No, the last item is not a typo. Pubic lice are disappearing and risking extinction because almost everyone is shaving their genitals – just like they do in porn.
In other words: everybody watches adult videos, they are starting sooner and sooner, most people take it as a literal example, and this is not good.
Not because «porn leads to crime». That’s bullshit, as thirty years of worldwide studies agree: ease of access to pornography in fact is directly correlated to the decrease of violent sexual crimes. The problem is of a whole different nature.

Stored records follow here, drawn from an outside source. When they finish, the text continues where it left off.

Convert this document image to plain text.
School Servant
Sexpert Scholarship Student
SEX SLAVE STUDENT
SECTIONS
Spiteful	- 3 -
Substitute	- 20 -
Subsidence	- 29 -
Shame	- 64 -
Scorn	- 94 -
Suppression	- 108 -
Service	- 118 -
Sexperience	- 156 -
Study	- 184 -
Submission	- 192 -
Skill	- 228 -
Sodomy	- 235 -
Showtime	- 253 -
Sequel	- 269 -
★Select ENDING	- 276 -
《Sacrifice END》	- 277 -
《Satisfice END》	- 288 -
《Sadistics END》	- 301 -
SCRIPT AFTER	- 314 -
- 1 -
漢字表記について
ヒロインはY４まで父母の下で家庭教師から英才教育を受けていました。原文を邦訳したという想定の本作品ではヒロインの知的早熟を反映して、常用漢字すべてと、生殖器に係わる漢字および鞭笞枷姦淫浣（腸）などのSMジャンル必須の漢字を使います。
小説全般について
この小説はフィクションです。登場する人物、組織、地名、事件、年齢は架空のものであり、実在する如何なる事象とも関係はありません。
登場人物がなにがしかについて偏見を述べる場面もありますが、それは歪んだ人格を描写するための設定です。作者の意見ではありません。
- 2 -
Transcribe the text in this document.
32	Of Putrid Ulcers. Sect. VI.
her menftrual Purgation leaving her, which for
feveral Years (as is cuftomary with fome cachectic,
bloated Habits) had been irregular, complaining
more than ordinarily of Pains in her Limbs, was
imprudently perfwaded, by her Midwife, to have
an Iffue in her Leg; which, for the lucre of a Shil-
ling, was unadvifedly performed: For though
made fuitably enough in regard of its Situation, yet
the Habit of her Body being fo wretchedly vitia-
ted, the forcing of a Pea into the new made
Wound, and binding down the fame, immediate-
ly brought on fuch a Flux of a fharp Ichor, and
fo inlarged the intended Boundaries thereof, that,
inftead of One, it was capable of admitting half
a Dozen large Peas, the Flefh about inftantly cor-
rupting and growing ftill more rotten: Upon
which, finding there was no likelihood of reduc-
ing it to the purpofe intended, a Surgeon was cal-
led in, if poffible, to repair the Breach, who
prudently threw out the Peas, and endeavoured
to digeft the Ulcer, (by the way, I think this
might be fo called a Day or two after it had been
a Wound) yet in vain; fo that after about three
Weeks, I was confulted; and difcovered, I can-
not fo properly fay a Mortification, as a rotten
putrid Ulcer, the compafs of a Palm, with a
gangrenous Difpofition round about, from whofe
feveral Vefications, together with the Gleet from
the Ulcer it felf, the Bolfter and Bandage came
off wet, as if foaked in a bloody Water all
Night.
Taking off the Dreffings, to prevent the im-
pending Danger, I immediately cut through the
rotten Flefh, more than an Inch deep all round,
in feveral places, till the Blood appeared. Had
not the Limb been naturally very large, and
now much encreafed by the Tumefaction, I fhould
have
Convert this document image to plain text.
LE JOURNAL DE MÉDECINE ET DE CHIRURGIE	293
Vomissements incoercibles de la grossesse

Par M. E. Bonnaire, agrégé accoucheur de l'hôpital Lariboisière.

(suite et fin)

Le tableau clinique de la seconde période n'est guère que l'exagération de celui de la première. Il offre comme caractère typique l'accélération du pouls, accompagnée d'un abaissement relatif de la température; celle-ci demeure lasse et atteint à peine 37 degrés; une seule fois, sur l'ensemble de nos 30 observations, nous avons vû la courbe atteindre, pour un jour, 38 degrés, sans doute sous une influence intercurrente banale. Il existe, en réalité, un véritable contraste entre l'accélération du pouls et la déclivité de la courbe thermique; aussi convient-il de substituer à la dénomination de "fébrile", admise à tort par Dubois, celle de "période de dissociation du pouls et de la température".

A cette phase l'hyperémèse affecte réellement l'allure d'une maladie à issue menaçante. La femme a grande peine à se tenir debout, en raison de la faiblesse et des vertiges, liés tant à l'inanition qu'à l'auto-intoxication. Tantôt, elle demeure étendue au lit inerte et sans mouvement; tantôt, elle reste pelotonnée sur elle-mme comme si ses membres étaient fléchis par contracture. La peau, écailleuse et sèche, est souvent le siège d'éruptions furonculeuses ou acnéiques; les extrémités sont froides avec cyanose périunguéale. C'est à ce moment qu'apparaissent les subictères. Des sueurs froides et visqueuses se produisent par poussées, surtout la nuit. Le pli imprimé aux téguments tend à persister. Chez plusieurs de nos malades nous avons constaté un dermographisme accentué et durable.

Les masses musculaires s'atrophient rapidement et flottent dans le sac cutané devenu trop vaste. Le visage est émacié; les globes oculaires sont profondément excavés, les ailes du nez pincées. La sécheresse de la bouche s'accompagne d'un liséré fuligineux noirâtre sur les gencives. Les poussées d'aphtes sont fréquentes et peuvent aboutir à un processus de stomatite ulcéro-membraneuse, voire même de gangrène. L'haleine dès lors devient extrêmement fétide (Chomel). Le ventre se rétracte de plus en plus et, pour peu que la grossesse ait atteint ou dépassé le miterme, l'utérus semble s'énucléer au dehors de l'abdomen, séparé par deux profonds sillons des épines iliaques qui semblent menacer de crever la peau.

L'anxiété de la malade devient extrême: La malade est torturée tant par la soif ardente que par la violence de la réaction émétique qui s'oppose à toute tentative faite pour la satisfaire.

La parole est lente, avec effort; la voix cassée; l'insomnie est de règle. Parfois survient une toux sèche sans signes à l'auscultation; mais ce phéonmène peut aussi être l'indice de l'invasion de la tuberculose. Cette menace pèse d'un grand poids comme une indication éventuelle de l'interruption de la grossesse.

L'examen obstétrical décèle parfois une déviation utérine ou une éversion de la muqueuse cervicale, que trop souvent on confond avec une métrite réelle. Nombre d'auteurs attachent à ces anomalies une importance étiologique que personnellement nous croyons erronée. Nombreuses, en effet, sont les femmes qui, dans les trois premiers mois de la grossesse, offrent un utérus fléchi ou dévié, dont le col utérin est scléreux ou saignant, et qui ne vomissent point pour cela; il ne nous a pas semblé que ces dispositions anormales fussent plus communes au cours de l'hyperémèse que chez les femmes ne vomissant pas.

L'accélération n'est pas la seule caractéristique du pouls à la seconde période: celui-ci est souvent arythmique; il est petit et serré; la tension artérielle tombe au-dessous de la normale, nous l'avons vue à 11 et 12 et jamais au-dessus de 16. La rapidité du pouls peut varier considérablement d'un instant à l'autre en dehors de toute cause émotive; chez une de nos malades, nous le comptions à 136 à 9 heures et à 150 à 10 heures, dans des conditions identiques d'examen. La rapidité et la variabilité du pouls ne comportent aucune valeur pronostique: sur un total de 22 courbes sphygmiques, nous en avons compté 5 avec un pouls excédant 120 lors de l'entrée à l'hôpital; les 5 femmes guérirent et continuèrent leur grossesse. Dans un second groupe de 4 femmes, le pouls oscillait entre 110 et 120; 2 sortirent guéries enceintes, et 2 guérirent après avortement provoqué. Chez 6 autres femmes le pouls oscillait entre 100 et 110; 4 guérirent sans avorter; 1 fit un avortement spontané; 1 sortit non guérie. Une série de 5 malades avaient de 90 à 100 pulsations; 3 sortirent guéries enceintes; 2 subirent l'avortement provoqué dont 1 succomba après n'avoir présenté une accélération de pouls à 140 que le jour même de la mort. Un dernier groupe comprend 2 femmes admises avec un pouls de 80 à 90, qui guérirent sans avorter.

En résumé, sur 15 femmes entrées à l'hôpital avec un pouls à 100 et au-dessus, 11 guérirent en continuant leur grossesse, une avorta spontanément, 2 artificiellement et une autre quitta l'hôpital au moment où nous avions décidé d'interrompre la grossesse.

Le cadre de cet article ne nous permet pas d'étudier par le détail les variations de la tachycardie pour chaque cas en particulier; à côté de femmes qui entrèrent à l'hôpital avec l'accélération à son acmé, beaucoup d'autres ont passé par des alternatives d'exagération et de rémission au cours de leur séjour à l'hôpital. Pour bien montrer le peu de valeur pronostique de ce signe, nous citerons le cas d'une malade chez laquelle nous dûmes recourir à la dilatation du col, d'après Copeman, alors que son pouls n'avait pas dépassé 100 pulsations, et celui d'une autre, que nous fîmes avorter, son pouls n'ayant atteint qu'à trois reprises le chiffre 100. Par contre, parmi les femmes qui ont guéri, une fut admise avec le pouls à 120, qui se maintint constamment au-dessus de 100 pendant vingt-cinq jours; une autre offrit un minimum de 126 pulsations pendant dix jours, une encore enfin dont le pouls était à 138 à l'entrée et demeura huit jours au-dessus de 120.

The real issue here is that, generally speaking, the world’s young adults are the first generation of people who grew up with porn fantasies as their sole education about how they are supposed to treat their partners in the bedroom. Cindy Gallop, head of theMake love, not porn initiative nails it when she says that men (and women) in their twenties and thirties simply lack the concept of what a real intimate encounter – let alone a real relation – should be.
If this sounds bad, consider that the kids raised on stuff like White bitch gang rape pt.52are now starting to come of age. But that kind of “porn” is not about sex at all. It’s about the normalization of a gender and race war mindset, and we simply don’t know what the effect will be yet. If the brain processes it under the “erotic” category the bomb will defuse itself, but if the “self-image” aspect prevails, things could get ugly fast. In example, the recent news of collective sexual violences in India and in Egypt could have a tie to this.
The first signs of such a development are already visible in official data from the United States. Black men are increasingly raping black women, and white supremacists are playing the “interracial rape epidemics” card anyway to further their deranged goals.
So, if I say ‘porn literacy’ what are you thinking now?